Chiedo, in altri termini, se nelle file dei proprietari e in quelle dei lavoratori intellettuali o manuali non si delinei qualche fenomeno analogo. Chiedo se, osservando con attenzione, non troviamo in queste diverse categorie elementi che, per adesso discretamente, svolgono una parte analoga a quella che recitano all’interno della Chiesa il p. Comblin e altri carbonari dal nome francese, russo o brasiliano. E, infine, mi propongo di scoprire se entro un certo lasso di tempo questi ambienti non saranno sconvolti come gli ambienti cattolici.

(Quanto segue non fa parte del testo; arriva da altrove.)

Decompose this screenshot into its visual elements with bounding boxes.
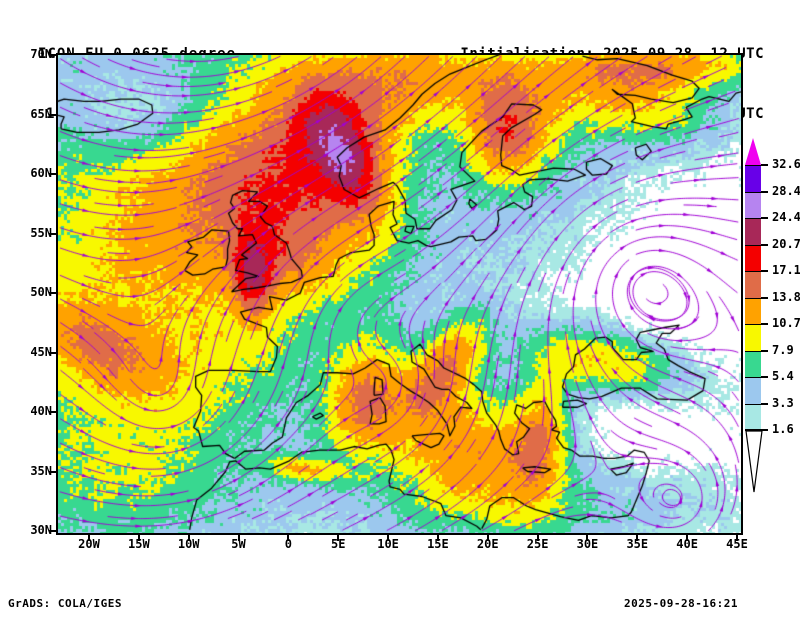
lat-axis-tick [49,470,57,473]
legend-value-label: 28.4 [772,183,800,198]
legend-value-label: 13.8 [772,289,800,304]
legend-color-cell [745,218,761,245]
legend-color-cell [745,191,761,218]
lat-axis-tick [49,113,57,116]
legend-color-cell [745,377,761,404]
lon-axis-label: 25E [526,537,549,551]
lat-axis-tick [49,530,57,532]
lon-axis-label: 10W [177,537,200,551]
lon-axis-label: 35E [626,537,649,551]
lat-axis-label: 65N [30,106,52,121]
lon-axis-tick [187,533,190,541]
lon-axis-tick [287,533,290,541]
render-timestamp: 2025-09-28-16:21 [624,597,738,610]
legend-bottom-border [745,429,761,431]
lon-axis-label: 15E [427,537,449,551]
lon-axis-tick [736,533,738,541]
legend-color-cell [745,403,761,430]
legend-color-cell [745,297,761,324]
lon-axis-tick [237,533,240,541]
lon-axis-label: 5E [330,537,346,551]
legend-value-label: 24.4 [772,210,800,224]
legend-tick [761,323,768,325]
legend-tick [761,270,768,272]
lon-axis-label: 10E [377,537,399,551]
legend-value-label: 3.3 [772,395,794,410]
lat-axis-label: 40N [30,404,52,418]
lon-axis-tick [536,533,539,541]
legend-tick [761,243,768,246]
legend-value-label: 20.7 [772,236,800,251]
lon-axis-tick [387,533,390,541]
grads-credit: GrADS: COLA/IGES [8,597,122,610]
legend-color-cell [745,350,761,377]
legend-color-cell [745,271,761,298]
lat-axis-label: 45N [30,344,52,359]
legend-tick [761,217,768,219]
wind-speed-legend: 32.6 28.4 24.4 20.7 17.1 13.8 10.7 7.9 5.4 3.3 1.6 [745,138,800,510]
lon-axis-label: 15W [128,537,150,551]
legend-value-label: 10.7 [772,316,800,330]
lat-axis-label: 30N [30,523,52,537]
lat-axis-tick [49,54,57,56]
legend-tick [761,349,768,352]
legend-color-cell [745,165,761,192]
legend-tick [761,190,768,193]
legend-value-label: 1.6 [772,422,794,436]
lat-axis-label: 55N [30,225,52,240]
lat-axis-label: 60N [30,166,52,180]
lon-axis-tick [337,533,340,541]
legend-tick [761,296,768,299]
lon-axis-label: 0 [284,537,292,551]
legend-value-label: 7.9 [772,342,794,357]
lon-axis-tick [636,533,639,541]
legend-underflow-arrow-icon [745,430,763,493]
lon-axis-label: 45E [726,537,748,551]
lat-axis-label: 50N [30,285,52,299]
lon-axis-tick [137,533,140,541]
lat-axis-label: 35N [30,463,52,478]
lon-axis-label: 20W [78,537,100,551]
legend-tick [761,164,768,166]
lon-axis-label: 40E [676,537,698,551]
legend-tick [761,429,768,431]
lon-axis-tick [586,533,589,541]
lat-axis-tick [49,292,57,294]
lat-axis-tick [49,232,57,235]
lon-axis-label: 5W [231,537,246,551]
lon-axis-label: 20E [476,537,499,551]
lat-axis-tick [49,411,57,413]
lat-axis-tick [49,351,57,354]
lat-axis-label: 70N [30,47,52,61]
map-frame [56,53,743,535]
legend-value-label: 32.6 [772,157,800,171]
lon-axis-label: 30E [576,537,599,551]
lat-axis-tick [49,173,57,175]
lon-axis-tick [686,533,689,541]
lon-axis-tick [88,533,90,541]
legend-tick [761,376,768,378]
legend-value-label: 17.1 [772,263,800,277]
lon-axis-tick [436,533,439,541]
legend-color-cell [745,244,761,271]
legend-color-cell [745,324,761,351]
lon-axis-tick [486,533,489,541]
legend-overflow-arrow-icon [745,138,761,165]
wind-streamline-map-canvas [58,55,741,533]
legend-tick [761,402,768,405]
legend-value-label: 5.4 [772,369,794,383]
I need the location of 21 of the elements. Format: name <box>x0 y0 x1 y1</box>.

A me pare di sì. E questo sospetto ha preso corpo improvvisamente quando ho letto tra le notizie riferite dalla stampa che un personaggio comunista fra i più sospetti "tendeva la mano", in un modo sensazionale, al capitalismo nordamericano.

Questo personaggio ha avuto una parte di grande rilievo nell’avvicinamento del comunismo alla Chiesa. Mi sembra che egli prepari ora una manovra analoga, con obiettivi analoghi e analoghi metodi, contro altri fronti della lotta comunista per la conquista ideologica e politica del mondo.

Questo personaggio è il veterano dirigente del PC francese, il capzioso specialista di problemi religiosi, il conferenziere loquace e brillante che risponde al nome di Roger Garaudy. 


(*) Traduzione dell'articolo "Garaudy esboça nova aproximação", comparso sulla Folha de S. Paulo l’8-3-1970.